Issy especially knows how to push every button under the sun to aggravate even the smallest nerve in your body and any adult only time Mikaela and I have to actually chat is preceded by cooking dinner, packing lunch boxes for the next day and picking up the beads and marbles the girls managed to miss when they were packing away.

Until the routines of work, school drop offs & pickups and any potential socialising have settled into any sort of rhythm we know it’s not necessarily going to get any easier but in ‘Captain’ Issy and her trusty sidekick ‘Super Pull Up Pants’ Emilie we have two girls that are an example to us of how to stay resolute, keep smiling and battle any challenge that is thrown at us in the coming months.

You may or may not believe me but hey I am just some Dad that wrote it in a blog that you have now read.

Andy

5 thoughts on “The Resilience of our Cape Crusaders

  1. Brilliant, Andrew.

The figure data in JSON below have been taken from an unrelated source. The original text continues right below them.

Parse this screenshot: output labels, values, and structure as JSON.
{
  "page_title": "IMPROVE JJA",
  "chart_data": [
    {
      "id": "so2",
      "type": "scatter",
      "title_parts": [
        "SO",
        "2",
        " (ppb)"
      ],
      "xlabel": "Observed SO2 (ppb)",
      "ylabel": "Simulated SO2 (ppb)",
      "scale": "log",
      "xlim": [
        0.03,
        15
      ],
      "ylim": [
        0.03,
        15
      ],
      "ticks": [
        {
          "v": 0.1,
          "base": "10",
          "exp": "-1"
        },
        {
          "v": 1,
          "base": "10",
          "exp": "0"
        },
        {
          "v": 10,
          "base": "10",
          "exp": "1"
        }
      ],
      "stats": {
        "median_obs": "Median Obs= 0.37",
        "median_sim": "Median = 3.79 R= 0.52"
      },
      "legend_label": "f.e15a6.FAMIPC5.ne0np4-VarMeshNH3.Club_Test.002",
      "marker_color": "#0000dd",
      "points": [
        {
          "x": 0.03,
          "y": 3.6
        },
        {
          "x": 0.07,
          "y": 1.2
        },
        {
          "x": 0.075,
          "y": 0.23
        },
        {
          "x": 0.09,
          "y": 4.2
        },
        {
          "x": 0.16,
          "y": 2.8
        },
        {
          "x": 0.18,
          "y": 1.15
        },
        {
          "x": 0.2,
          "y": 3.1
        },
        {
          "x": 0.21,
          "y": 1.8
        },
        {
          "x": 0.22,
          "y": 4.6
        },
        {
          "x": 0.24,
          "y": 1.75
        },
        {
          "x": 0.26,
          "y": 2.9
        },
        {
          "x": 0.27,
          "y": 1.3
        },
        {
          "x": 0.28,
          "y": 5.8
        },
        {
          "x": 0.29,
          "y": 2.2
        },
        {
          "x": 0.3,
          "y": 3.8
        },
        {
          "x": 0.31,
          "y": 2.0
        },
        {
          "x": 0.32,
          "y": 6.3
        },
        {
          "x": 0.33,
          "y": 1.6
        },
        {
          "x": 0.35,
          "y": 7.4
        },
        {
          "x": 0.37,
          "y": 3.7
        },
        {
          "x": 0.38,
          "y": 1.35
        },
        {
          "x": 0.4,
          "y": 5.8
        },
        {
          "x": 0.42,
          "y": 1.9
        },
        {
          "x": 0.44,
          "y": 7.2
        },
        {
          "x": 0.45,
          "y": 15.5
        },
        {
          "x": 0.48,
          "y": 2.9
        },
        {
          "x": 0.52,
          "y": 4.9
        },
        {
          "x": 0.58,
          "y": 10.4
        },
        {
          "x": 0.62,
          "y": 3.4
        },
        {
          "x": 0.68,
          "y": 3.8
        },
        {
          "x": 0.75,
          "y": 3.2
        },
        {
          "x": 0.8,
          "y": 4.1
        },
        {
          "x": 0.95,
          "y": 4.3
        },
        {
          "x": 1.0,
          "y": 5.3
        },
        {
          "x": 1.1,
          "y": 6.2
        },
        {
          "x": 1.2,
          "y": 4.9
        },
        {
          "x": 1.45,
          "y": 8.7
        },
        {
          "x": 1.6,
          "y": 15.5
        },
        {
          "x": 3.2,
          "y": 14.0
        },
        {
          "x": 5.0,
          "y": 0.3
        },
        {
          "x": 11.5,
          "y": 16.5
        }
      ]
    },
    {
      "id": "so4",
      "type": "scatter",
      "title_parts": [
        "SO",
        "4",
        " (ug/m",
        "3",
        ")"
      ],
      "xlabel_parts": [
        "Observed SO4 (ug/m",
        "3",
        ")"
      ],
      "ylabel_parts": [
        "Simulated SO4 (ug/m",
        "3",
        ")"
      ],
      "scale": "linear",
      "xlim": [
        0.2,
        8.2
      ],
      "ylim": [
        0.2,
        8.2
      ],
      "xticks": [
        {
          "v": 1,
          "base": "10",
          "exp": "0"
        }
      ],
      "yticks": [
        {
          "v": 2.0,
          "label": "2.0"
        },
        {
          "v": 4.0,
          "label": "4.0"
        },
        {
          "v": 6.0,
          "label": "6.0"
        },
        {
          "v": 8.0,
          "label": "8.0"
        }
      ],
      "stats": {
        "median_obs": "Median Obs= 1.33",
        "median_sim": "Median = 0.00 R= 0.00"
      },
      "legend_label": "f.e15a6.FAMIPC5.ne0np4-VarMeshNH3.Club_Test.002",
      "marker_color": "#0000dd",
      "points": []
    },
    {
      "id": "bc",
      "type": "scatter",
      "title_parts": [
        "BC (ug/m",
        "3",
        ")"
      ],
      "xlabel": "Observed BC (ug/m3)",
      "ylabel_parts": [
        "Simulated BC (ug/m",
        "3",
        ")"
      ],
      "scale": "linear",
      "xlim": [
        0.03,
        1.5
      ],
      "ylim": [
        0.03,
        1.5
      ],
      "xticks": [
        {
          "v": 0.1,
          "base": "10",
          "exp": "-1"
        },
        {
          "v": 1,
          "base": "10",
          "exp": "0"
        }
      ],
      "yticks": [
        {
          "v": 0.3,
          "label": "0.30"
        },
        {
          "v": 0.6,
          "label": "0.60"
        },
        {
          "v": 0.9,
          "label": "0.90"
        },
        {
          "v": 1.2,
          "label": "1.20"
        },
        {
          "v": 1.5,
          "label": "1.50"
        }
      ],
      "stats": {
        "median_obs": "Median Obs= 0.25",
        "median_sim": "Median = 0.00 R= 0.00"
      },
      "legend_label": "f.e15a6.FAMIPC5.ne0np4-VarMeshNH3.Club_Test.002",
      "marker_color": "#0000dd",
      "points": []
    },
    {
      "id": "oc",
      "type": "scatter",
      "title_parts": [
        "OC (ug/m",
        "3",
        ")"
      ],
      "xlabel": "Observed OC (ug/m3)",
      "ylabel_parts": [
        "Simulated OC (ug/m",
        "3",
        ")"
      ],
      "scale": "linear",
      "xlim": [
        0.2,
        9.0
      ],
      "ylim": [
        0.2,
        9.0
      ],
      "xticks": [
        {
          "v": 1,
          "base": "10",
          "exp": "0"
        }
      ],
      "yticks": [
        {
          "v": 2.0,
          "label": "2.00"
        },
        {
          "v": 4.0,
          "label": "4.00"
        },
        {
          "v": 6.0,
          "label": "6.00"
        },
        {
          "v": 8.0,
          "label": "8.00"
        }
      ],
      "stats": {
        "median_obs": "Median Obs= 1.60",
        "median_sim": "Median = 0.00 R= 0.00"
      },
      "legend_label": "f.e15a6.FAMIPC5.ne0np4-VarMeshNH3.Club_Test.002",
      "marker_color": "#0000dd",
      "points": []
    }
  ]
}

I’m Sam Chatham’s dad, stuck in the (still) wet, windy and cold Highlands of Scotland. I’m loving the pictures your words are painting about your new lives in S.A. Looking forward to the next one.

    P.S. Don’t worry about me – I quite like it here!

    Liked by 1 person

  2. Ah Andy, i can so relate!
    What’s with kids watching other kids unwrap chocolate eggs?
    So happy to have swopped youtube for real life!
    Btw, sounds like your kids would LOVE the Stellenbosch Waldorf School!
    Enjoy your new life here!
    Xx

    Liked by 1 person

  3. Hi Andy
    Am glad you are all settling down well . If I had a choice it would be ct too but I have just moved to the Uk from JHB looking forward to hearing more of your blogs … ps am happy so far !!!